After the full-text screening, we will extract data from the articles into Excel. We will use MAXQDA to code and extract data from the articles and transfer them into data extraction sheets developed by the research team and in accordance with the JBI guidelines for MMSR.35 At least two researchers will extract the data independently and discuss discrepancies with the research team.
Data items
For each article, we will extract the following information: author(s), year of publication, journal title, study objective, type of participants (ie, abortion seekers, HCP, general public), sample demographics, sample size, the definition of stigma, study design, study setting, geographical location, measurement of stigma, reported abortion stigma in the results. For research articles investigating the experience of individuals seeking abortion, their pregnancy status during the study will be extracted.
Risk of bias in individual study
The included studies will be assessed for their potential risk of bias. For the quantitative studies, we will use the ROBINS-E36 critical appraisal. For qualitative studies, we will use both the CASP checklist37 and the JBI Critical Appraisal Checklist for Qualitative Research,38 as both checklists have different focuses in their approach to assessing the risk of bias in qualitative studies. MMR studies will be critically appraised using both approaches. We will exclude quantitative studies that do not meet the primary considerations of the ROBINS-E tool.36 Qualitative studies will be excluded if they fail to represent their participants’ voices in order to support their findings.
Data synthesis
We will summarise the descriptive results of the quantitative data and do a meta-aggregation of the qualitative results. We plan to conduct three subanalyses with focusing on (1) the abortion seekers, (2) healthcare professionals who provide abortion care and/or work in obstetrics and gynaecology and (3) the general public.
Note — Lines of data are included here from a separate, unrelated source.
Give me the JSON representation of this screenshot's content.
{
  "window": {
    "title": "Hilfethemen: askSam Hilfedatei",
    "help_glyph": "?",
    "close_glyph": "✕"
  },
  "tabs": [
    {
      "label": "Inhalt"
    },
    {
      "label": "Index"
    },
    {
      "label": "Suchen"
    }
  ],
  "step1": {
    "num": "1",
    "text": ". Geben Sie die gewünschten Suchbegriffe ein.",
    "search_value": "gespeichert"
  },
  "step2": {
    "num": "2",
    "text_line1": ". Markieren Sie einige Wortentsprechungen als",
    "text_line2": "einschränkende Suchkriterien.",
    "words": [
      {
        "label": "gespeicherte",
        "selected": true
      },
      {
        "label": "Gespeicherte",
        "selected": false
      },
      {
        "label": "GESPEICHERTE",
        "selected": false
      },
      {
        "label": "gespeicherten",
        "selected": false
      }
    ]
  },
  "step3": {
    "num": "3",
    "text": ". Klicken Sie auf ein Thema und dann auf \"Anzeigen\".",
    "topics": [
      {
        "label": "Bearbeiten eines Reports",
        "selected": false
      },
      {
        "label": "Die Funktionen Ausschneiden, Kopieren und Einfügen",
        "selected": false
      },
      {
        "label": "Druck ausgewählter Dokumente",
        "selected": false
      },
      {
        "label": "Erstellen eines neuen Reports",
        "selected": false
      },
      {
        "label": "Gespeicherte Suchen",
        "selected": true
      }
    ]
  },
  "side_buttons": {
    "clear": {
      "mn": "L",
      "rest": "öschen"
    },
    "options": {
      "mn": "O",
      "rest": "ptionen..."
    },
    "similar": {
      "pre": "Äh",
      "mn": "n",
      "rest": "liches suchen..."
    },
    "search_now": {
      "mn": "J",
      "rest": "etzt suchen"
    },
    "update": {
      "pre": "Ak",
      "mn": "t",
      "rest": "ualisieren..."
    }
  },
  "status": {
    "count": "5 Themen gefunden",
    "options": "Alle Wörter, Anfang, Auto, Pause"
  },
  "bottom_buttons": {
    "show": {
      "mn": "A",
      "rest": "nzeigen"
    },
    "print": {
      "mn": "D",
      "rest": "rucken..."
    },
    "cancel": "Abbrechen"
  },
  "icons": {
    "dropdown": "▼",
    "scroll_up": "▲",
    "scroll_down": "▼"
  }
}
If a publication includes results from more than one group of interest, we will extract the relevant portion separately (eg, analysing the experiences of abortion seekers separately from the experiences of healthcare providers). In addition, the stated definitions of stigma and abortion stigma will be recorded in tables of results. We will then thematically analyse these definitions and findings concerning abortion stigma.
We aim to summarise and publish all findings in a synthesis that presents the reported findings on abortion stigma in HIC. In addition, we will summarise the abortion definitions used in all included studies.
Ethics and dissemination
As no primary research was conducted, no ethical approval was necessary to conduct this study.
Patient and public involvement
No patients were involved in the design of the study.